Подмога вдове явилась в лице скомороха, который велел сделать люлечку и спустить его на веревках в пропасть. На дне он увидел гроб, а вокруг «вся бесовская лица». Бесы показали ему и душу купца, «в люте пламени жгому», открыв, что ее можно избавить от вечной муки, если вдова и сироты раздадут неправедно нажитое имущество церквам и нищей братии. Скоморох полюбопытствовал и о своей загробной участи. «Они же показаша ему храмину, исполнену велиаго зловония, и огнь палящий. Рекоша же к нему дияволи: „Се твое жилище есть”: Рече же он им: „Да возвеселитеся со мною днесь”. И нача играти в гусли своя и скакати. Играше же, и внезапу порвеся струна в гуслех, и невозможно бысть играти ему. Рече же он к ним: „Отпустите мя домой, откуду приидох, и аз принесу вся свирели моя и поиграю зде, и повеселю вас”. Они же рекоша: „Ни, никто же отсюду исходит, но зде да пребывает”. Он же рече к ним: „Аз не умрох, но еще хощю жити на земли, отпустите мя!” Они же рекоша ему: „Никто же от наших рук изыде, како мы тебе отпустим отсюду?” Он же рече: „Дайте мне поруку или со мною пошлите диявола, да проводит мя до дому моего, да принесу зде вся свирели моя и повеселюся с вами”».
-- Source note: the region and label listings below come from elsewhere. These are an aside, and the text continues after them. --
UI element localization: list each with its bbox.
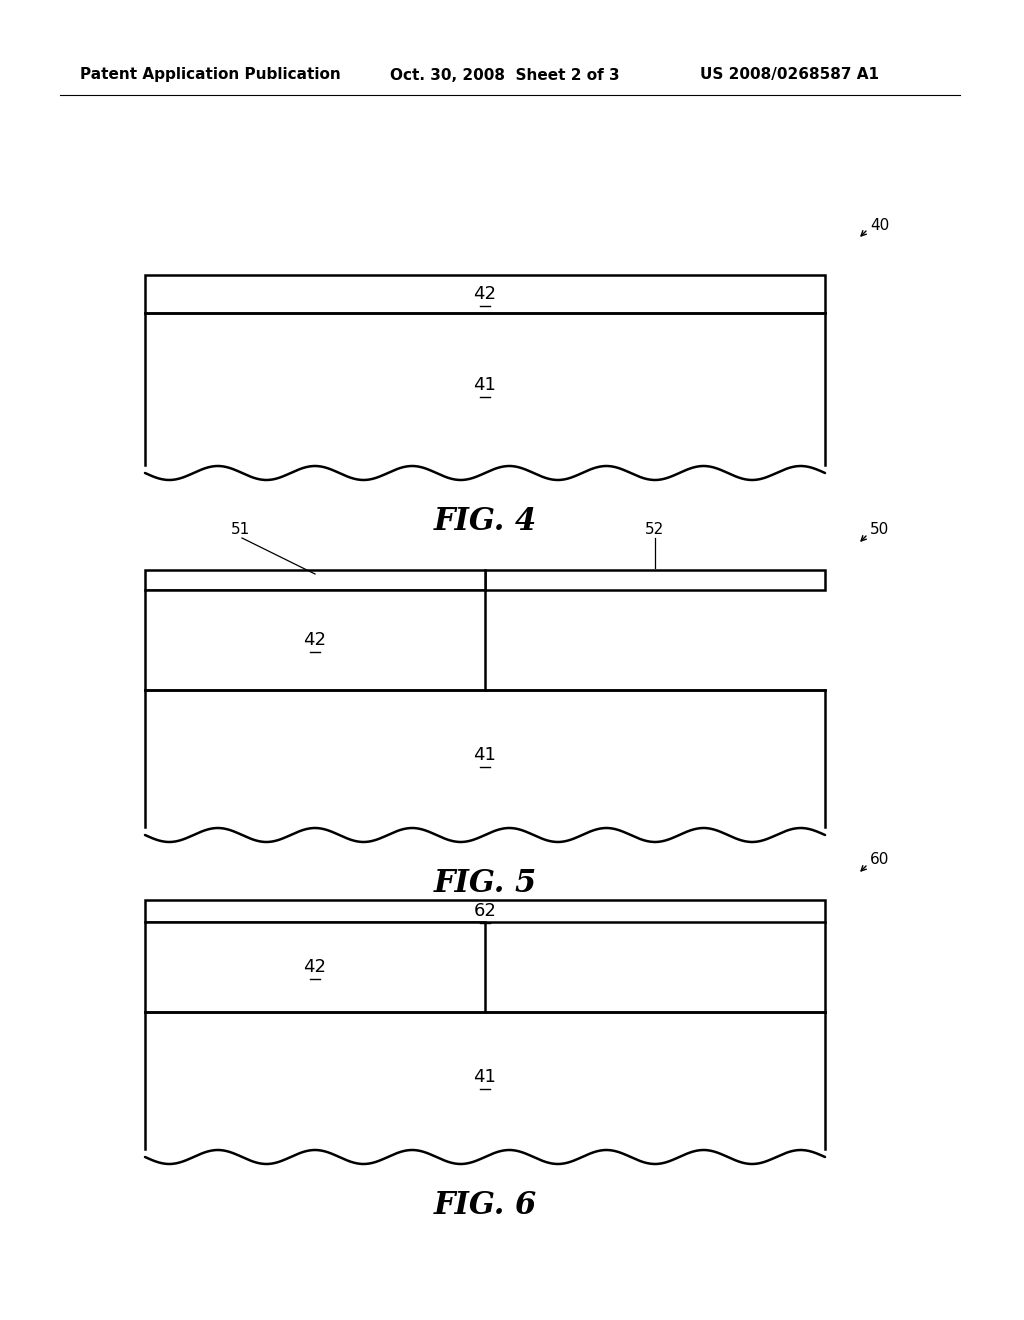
Polygon shape: [145, 570, 485, 590]
Text: 42: 42: [303, 631, 327, 649]
Polygon shape: [145, 275, 825, 313]
Polygon shape: [145, 921, 485, 1012]
Text: Oct. 30, 2008  Sheet 2 of 3: Oct. 30, 2008 Sheet 2 of 3: [390, 67, 620, 82]
Text: 41: 41: [473, 746, 497, 764]
Text: 42: 42: [473, 285, 497, 304]
Text: 40: 40: [870, 218, 889, 232]
Polygon shape: [145, 590, 485, 690]
Polygon shape: [485, 570, 825, 590]
Text: US 2008/0268587 A1: US 2008/0268587 A1: [700, 67, 879, 82]
Text: 52: 52: [645, 523, 665, 537]
Text: 41: 41: [473, 1068, 497, 1086]
Text: FIG. 4: FIG. 4: [433, 506, 537, 536]
Text: 42: 42: [303, 958, 327, 975]
Text: 41: 41: [473, 376, 497, 395]
Text: Patent Application Publication: Patent Application Publication: [80, 67, 341, 82]
Text: FIG. 5: FIG. 5: [433, 867, 537, 899]
Text: 50: 50: [870, 523, 889, 537]
Text: FIG. 6: FIG. 6: [433, 1189, 537, 1221]
Polygon shape: [145, 900, 825, 921]
Text: 51: 51: [230, 523, 250, 537]
Text: 60: 60: [870, 853, 890, 867]
Text: 62: 62: [473, 902, 497, 920]
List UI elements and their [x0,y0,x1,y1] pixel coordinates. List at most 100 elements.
Бес–провожатый вынес его из пропасти. Скоморох не пошел домой, а поспешил к другой вдове (I), которая «храняше чистоту свою честие» и у которой жил благочестивый священник. Скоморох «припаде с молением и со слезами теплыми ко иерею, моля его, да примет на покаяние. Иерей же удивися, како прииде сий свирелник в чювство, что весь град удивляшеся его игранию, обаче прия его с радостию, и огласи его, и крести, и исповеда. И уведа, еже о нем бысть смотрение Божие». Так был обманут и посрамлен князь тьмы, потерявший сразу две души — кощунника, ставшего из раба сатаны рабом Божьим, и лихоимца–купца, чье богатство было роздано по церквам и нищим на поминовение. «Гроб же его сровняшеся с землею, и не бысть пропасти. <…> И оттоле начася сорокоустие по умершим душам творитися, еже и доныне творится».
Оставим в покое проблему источника повести, а также темы обращения грешника и мифической истории сорокоуста — и обратимся к фигуре скомороха. Сказочные черты в его облике очевидны. Пекло изображается как тридевятое, «иное» царство волшебной сказки, которое «может лежать или очень далеко по горизонтали, или очень высоко или глубоко по вертикали» [Пропп, 1969, 48]. В сказке герой попадает в тридевятое царство по–разному — в частности, он спускается туда на ремнях либо на веревках, подобно нашему скомороху. По схеме В. Я. Проппа, это 15–я функция (пространственное перемещение между двумя царствами). Дальше сказка описывает борьбу героя с антагонистом в форме то ли битвы, то ли состязания иного типа, вплоть до игры в карты. В повести о состязании прямо не говорится, но его должно предполагать: ведь читатель всегда соотносит текст с контекстом, посредством автоматической, чаще всего для самого себя незаметной мыслительной операции «увязывая» сюжетные ходы текста со словесными и общекультурными стереотипами, с национальным сюжетным фондом.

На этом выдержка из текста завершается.